Godwin’s First Law occurs because in many discussions, one side is not prepared to see the points made by the other. The side that is making the points continues to hammer them home successfully, while the side that is not seeing goes to ever more bizarre lengths to not see. Eventually people realize that the side that is not seeing is behaving in a way that puts its own benefit above all else, just like those nasty people that Godwin’s First Law refers to. Someone that is on the side of reason then mentions something that triggers the predicted 2nd Law reaction – the side that is refusing to see sense cries “Godwin’s Law!”

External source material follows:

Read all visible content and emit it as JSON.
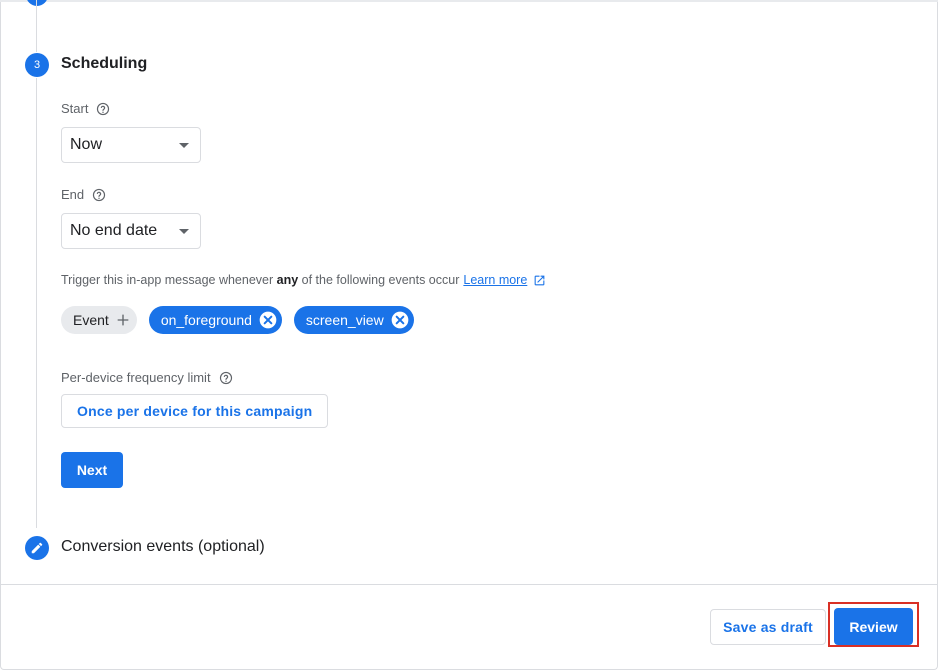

I see that Godwin’s Second Law is indeed alive and well! 🙂
http://en.wikipedia.org/wiki/Godwin's_law
Godwin’s Third Law states that, on those occasions where Godwin’s Second Law is mentioned or quoted, someone will then try to invent something they think is Godwin’s Third Law. Usually, however, what they are in fact referring to is Godwin’s Fourth Law, because what they invent is rarely what I have just enunciated.
Unfortunately, no-one is quite sure what Godwin’s Fourth Law is, so no-one can deny it. In Popper’s terminology, it is not “falsifiable”, which means that, in its present formless and uncertain quasi-state anyway, it can be neither true nor false. Explorers searching for a Fifth Law have to date made no progress whatsoever!
@Phyllis
“Not at all. What we were pointing out was that since the advent of contraception, humans then continued to evolve into what we are now, where having and raising children is no longer a key aspect of marriage.”
That’syour definition of modern marriage, but it is one that you have just made up. Why should your definition take precedence over the definition that various organisations have been using for centuries? Why shouldn’t they be allowed to keep their word? As long as same-sex couples have the same legal rights as married couples then why bother about taking and applying a name to that partnership that is currently used to describe something else? Why not call it something else such as ‘I can’t beleive it’s not marriage’, or ‘better than marriage’ or whatever branding you choose (as that’s what we’re talking about here)? Why are you trying to force everyone to conform to your definition?
“I know that their position stems from ignorance and a fear of change”
I could equally come up with such a meaningless ‘argument’, stating that your position stems from ignorance and a fear of tradition.